Soul Center Soul CenterGeneral Eclectics
I don’t remember any Thomas Brinkmann record made as a joke. I do remember a big sense of humour, but executed with great seriousness. At times, the German chose to use a sample completely out of context –like when he inserted Mardi Gras music without leaving the iron minimal techno scheme on “Charleston”, the last cut on “Lucky Hands” (2005)– but never could we say he’s a clown. His last album, the sinister “When Horses Die…” (Max.Ernst, 2008), was his exploration of singer-songwriter techniques, and we found him writing and chewing lyrics, operating with instruments like the guitar, muttering litanies that could have come from dark lords like David Sylvian or David Tibet.

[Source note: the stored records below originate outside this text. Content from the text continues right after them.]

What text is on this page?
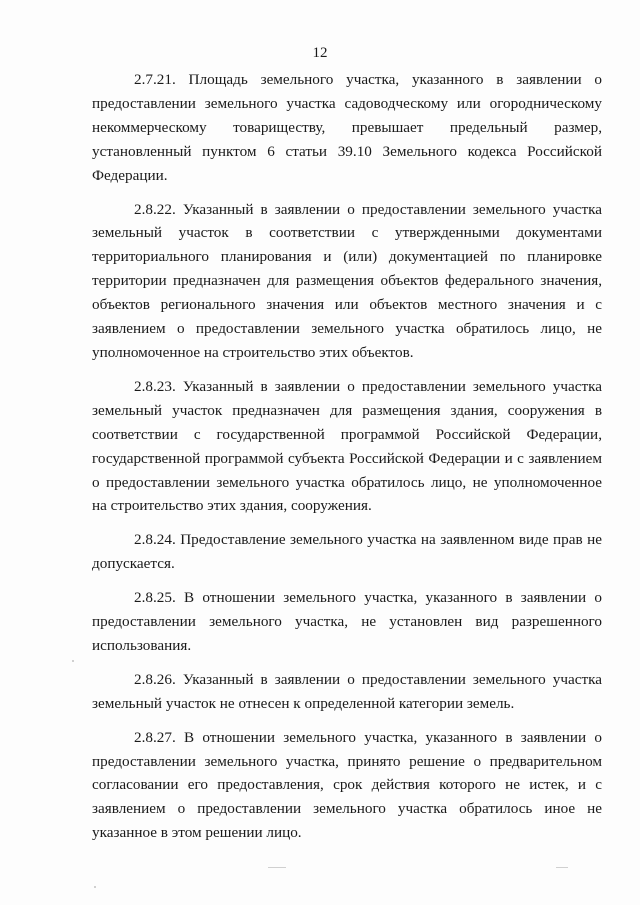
12

2.7.21. Площадь земельного участка, указанного в заявлении о предоставлении земельного участка садоводческому или огородническому некоммерческому товариществу, превышает предельный размер, установленный пунктом 6 статьи 39.10 Земельного кодекса Российской Федерации.

2.8.22. Указанный в заявлении о предоставлении земельного участка земельный участок в соответствии с утвержденными документами территориального планирования и (или) документацией по планировке территории предназначен для размещения объектов федерального значения, объектов регионального значения или объектов местного значения и с заявлением о предоставлении земельного участка обратилось лицо, не уполномоченное на строительство этих объектов.

2.8.23. Указанный в заявлении о предоставлении земельного участка земельный участок предназначен для размещения здания, сооружения в соответствии с государственной программой Российской Федерации, государственной программой субъекта Российской Федерации и с заявлением о предоставлении земельного участка обратилось лицо, не уполномоченное на строительство этих здания, сооружения.

2.8.24. Предоставление земельного участка на заявленном виде прав не допускается.

2.8.25. В отношении земельного участка, указанного в заявлении о предоставлении земельного участка, не установлен вид разрешенного использования.

2.8.26. Указанный в заявлении о предоставлении земельного участка земельный участок не отнесен к определенной категории земель.

2.8.27. В отношении земельного участка, указанного в заявлении о предоставлении земельного участка, принято решение о предварительном согласовании его предоставления, срок действия которого не истек, и с заявлением о предоставлении земельного участка обратилось иное не указанное в этом решении лицо.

All in all it would be barely conceivable that Brinkmann would deliver a light album without a huge conceptual effort, which is why the first reaction to the sight of a physical copy of this “General Eclectics” is so shocking: never before had T.B. thought of such a scatological sleeve (if you haven’t seen it, it’s a pissing horse), no matter how much the press release speaks of a reference to the sleeve of Einstürzende Neubauten’s “Haus Der Lüge”, and in general, never before had Brinkmann sounded so “happy” within the usual structural strictness of his techno reeking of Cologne.
I say “happy” because the better part of the ten tracks have swing –especially “Boot Box”, where I think I recognise a sample of Herbie Hancock’s “Cantaloupe Island” and some pre-bebop jazz harmonies– and also because, although Brinkmann has returned to his all-time techno of the Profan / Studio 1 / (early) Kompakt school, he always complements it with notes, vocals and twists that help relax the facial muscles: hard to identify samples of which he keeps the origin to himself –remember that what Brinkmann signs with his name has various origins like the tactile manipulation and mutilation of vinyl or found sounds recorded on different locations; Soul Center on the other hand always has a sampled base of old Stax and Motown records– which give the mix a different taste. This techno is cooked with the finest herbs.
That’s why his records always go down well. This one is no exception, although I have to say that it doesn’t surprise nor stimulate me like it used to years ago, when I started to collect the vinyls from that series released on Max.Ernst, where every side had a woman’s name. The kind of techno essentially remains the same, hasn’t changed fundamentally –only in particular details– and I find it hard to find something that makes me think there has been a complete change in his way of working that could have any effect on the sound. In fact, a large part of “General Eclectics” sounds old school –like West-German techno from the late 90’s, the whole Mike Ink school of whom Brinkmann is the first and best disciple– and also like recent stuff like Spectral Sound ( “Walk With Me” has a vocal that could be from early Matthew Dear) and, especially, like M Nus. In fact, the spelling of “Fu_ky Du_ky”, with the underscore, could raise the suspicion that this is an attack, a tribute or and gratuitous reference, as it sounds like a muscular version of Marc Houle or Troy Pierce’s classic works.
But maybe this is all in my head. Brinkmann lives isolated from the world and the scene, without looking for friends, comfortable in his caravan, and his techno is always personal, never made as an answer to anything. What there is though is an invisible red thread from the second ( “Hal2010”) to the last track ( “Dyr Bul Scyl”), which is the concept of “futurism.” I said before there are no big surprises on “General Eclectics”, and it’s true. But at the same time it’s one of Brinkmann’s most consistent albums from start to finish, and also one of the most playable as a DJ. It doesn’t surprise, but it’s useful, one of the most hedonist (it works better at a club than at home, which is a novelty), and it has two trademark details like the vocal samples of Russian futurist poets Vladimir Mayakovsky (“Dyr Bul Scyl”) and Aleksei Kruchenykh ( “Schumi(ichi)”). Therefore, the futurism on this album has to be understood as a return to a previous moment when we caught sight of possibilities that today, in retrospect, haven’t been realised or even explored. In the case of Brinkmann, maybe the underlying feeling is frustration about how that rigid, formal and experimental techno from Cologne which he was part of never resulted in a record like this, with an admirable balance between humour, experiment and invitation to dance. It arrived late, but it arrived.